||This thesis consists of two topics, including a single-ended disturb-free 5T load-less 4Kb SRAM, and the leakage current sensor and compensation circuit mainly designed for memories, e.g., the mentioned single-ended disturb-free 5T load-less SRAM.|
The first topic presents a single-ended disturb-free 5T load-less 4Kb SRAM. The single-ended load-less SRAM cell consist of 5 transistors, where a write assistant loop and an isolated wordline-controlled transistor (WLC) are integrated therewith. The proposed cell is proved to attain the smallest area and disturb-free during the memory access. A shared bitline inverter is included to boost the read access speed at the minimal expense of area cost. Furthermore, a build-in self-test (BIST) circuit is included in the memory for testable R/W access. Based on the on-silicon measurements, the proposed 5T 4Kb SRAM shows superior performance in terms of power per access after normalization of the technology parameters.

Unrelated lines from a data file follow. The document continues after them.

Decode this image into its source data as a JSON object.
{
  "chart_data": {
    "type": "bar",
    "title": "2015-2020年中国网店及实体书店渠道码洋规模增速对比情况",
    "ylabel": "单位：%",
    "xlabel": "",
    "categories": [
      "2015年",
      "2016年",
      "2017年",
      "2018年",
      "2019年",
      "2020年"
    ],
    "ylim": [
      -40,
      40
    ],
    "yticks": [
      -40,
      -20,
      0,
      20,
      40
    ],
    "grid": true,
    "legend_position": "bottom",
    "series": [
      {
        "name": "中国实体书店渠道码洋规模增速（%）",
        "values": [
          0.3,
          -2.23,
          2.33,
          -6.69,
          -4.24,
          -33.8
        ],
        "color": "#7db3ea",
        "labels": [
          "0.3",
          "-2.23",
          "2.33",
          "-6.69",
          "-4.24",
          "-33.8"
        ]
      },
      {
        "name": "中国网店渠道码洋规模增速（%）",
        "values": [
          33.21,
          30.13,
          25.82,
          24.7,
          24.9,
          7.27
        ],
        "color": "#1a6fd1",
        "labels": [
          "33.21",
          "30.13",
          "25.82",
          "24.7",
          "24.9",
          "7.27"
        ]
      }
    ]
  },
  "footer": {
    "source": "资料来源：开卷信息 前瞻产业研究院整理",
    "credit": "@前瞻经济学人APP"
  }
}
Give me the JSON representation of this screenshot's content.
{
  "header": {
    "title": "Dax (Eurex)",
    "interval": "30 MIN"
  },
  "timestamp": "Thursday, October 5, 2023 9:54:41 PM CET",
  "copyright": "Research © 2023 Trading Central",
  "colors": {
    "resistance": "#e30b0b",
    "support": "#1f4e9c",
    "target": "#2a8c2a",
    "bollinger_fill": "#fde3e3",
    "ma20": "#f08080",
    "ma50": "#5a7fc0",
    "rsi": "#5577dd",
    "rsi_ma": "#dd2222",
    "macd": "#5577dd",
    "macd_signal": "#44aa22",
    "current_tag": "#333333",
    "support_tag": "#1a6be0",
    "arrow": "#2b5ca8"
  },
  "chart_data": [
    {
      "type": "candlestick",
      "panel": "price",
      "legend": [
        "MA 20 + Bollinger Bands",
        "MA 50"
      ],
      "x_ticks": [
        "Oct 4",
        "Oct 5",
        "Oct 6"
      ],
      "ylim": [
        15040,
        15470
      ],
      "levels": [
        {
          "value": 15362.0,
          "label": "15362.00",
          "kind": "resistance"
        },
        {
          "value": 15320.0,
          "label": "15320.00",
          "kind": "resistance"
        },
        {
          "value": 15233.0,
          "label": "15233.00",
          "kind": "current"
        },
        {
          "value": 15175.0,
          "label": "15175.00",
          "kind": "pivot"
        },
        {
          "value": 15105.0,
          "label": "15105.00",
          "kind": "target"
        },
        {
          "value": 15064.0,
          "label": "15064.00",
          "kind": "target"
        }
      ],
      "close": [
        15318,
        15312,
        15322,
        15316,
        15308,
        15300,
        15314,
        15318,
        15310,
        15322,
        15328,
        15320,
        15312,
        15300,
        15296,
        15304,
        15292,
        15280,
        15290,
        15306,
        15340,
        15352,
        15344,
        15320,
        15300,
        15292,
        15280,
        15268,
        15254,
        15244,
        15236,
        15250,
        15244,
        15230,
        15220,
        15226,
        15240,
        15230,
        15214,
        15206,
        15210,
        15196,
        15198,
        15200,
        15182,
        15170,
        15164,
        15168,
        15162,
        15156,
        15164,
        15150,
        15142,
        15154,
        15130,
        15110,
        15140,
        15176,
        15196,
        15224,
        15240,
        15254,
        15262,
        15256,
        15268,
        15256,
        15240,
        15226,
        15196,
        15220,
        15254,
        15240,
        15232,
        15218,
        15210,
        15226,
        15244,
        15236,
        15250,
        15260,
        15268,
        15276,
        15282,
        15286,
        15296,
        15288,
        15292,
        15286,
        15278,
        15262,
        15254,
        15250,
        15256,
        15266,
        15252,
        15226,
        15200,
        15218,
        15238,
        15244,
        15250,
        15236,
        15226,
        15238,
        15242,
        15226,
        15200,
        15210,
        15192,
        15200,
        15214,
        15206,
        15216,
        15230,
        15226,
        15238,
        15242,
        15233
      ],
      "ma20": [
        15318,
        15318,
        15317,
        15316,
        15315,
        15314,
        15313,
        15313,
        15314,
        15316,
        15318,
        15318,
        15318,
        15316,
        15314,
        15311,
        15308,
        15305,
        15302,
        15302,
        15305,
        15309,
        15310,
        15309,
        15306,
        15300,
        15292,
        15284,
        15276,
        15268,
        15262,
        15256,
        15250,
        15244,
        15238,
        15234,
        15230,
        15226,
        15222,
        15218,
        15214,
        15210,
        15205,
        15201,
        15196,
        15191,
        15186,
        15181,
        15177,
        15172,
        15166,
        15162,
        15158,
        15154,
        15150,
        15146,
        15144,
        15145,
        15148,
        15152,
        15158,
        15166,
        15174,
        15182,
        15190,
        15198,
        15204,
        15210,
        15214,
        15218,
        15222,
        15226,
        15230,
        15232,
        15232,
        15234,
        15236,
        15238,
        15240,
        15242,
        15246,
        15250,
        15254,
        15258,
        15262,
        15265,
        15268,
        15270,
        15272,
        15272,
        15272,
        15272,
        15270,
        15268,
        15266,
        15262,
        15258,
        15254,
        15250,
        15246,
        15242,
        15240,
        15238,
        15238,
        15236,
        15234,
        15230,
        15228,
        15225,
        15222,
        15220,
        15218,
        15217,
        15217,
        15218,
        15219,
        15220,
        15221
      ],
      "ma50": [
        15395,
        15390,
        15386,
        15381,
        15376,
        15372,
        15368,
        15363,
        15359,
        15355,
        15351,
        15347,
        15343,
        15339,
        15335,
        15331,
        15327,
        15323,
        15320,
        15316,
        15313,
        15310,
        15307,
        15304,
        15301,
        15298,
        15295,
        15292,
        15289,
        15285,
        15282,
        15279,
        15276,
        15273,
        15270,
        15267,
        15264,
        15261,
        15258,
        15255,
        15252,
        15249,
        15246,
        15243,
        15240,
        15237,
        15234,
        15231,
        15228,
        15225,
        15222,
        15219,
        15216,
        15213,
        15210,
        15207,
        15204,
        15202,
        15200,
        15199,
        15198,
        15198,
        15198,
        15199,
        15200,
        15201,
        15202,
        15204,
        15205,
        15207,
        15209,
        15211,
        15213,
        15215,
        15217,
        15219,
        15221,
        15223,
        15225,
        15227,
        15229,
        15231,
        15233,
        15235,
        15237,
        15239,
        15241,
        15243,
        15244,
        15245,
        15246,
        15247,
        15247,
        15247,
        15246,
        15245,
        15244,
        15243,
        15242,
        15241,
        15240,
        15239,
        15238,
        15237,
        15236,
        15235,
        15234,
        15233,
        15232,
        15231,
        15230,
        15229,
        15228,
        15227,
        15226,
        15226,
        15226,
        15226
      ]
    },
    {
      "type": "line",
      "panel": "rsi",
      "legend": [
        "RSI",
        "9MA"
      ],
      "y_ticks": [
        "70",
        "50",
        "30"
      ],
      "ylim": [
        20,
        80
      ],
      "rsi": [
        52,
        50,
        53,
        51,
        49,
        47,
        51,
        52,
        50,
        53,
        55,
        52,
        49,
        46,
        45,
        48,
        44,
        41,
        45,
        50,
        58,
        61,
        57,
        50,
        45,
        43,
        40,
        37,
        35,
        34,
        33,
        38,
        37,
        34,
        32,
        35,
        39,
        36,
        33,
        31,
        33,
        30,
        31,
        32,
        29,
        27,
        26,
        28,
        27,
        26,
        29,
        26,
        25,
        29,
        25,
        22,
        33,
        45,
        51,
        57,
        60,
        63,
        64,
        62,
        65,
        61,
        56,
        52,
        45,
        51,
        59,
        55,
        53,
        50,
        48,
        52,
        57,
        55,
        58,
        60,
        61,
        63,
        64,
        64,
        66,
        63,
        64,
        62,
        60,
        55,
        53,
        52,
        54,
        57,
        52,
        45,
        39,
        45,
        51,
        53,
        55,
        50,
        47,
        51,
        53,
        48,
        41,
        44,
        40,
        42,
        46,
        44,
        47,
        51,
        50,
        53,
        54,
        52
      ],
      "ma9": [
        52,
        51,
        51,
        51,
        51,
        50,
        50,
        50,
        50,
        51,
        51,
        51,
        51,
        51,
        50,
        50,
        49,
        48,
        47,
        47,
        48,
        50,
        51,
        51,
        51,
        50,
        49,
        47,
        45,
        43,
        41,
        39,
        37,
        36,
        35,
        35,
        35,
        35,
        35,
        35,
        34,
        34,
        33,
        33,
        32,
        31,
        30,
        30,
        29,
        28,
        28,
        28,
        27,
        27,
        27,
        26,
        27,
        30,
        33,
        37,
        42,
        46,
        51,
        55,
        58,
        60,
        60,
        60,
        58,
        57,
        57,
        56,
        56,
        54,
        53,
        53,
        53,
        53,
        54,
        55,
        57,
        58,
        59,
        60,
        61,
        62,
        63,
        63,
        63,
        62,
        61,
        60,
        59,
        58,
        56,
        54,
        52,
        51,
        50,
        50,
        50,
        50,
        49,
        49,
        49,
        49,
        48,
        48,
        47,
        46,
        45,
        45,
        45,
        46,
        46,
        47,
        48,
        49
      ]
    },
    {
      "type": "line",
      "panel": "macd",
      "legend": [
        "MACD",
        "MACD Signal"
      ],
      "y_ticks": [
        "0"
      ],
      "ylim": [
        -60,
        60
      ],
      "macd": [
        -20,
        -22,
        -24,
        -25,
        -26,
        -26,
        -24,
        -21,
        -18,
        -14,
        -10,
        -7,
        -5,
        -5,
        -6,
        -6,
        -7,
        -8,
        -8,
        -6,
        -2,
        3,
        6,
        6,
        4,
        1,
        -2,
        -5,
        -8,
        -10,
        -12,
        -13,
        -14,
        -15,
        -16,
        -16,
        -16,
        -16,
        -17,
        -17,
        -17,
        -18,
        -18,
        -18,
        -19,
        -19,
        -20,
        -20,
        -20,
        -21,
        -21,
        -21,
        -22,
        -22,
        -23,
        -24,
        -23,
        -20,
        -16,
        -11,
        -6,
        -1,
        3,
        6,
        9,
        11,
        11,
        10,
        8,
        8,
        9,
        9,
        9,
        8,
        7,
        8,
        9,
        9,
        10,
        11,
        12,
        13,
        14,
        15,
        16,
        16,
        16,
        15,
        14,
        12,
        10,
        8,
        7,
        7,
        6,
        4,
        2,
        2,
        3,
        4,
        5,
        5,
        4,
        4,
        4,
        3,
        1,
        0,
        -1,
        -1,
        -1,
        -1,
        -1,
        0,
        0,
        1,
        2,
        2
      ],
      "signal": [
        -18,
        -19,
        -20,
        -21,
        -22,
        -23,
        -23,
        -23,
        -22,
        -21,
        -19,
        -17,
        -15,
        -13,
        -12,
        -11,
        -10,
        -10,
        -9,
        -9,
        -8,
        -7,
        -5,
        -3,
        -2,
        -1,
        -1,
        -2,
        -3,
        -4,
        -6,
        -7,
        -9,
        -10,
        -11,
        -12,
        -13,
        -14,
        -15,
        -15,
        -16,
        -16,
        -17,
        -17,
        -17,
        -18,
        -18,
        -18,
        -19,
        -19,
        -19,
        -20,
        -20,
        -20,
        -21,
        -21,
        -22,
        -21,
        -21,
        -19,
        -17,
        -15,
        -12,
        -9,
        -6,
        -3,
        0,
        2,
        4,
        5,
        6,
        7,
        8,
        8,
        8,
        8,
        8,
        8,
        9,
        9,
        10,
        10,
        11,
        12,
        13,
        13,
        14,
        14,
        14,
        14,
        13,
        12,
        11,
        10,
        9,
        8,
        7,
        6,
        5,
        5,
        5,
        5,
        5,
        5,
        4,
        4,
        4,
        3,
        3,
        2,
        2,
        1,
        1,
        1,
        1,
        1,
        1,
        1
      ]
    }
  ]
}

The second topic discloses a leakage current sensor and compensation circuit, consisting of a SRAM cell model, a reference voltage circuit, a comparator and the compensation circuit. The circuit is implemented in the mentioned single-ended disturb-free 5T load-less 1Kb SRAM. When the leakage current seriously endangers the state of the data bit, the sensor will notify a warning message to the compensation circuit and wake it up to refresh the corresponding bit. This circuit is proven to reduce 27.86% of the power consumption and boost 36.68 % of the speed during read access based on all-PVT-corner post-layout simulations results.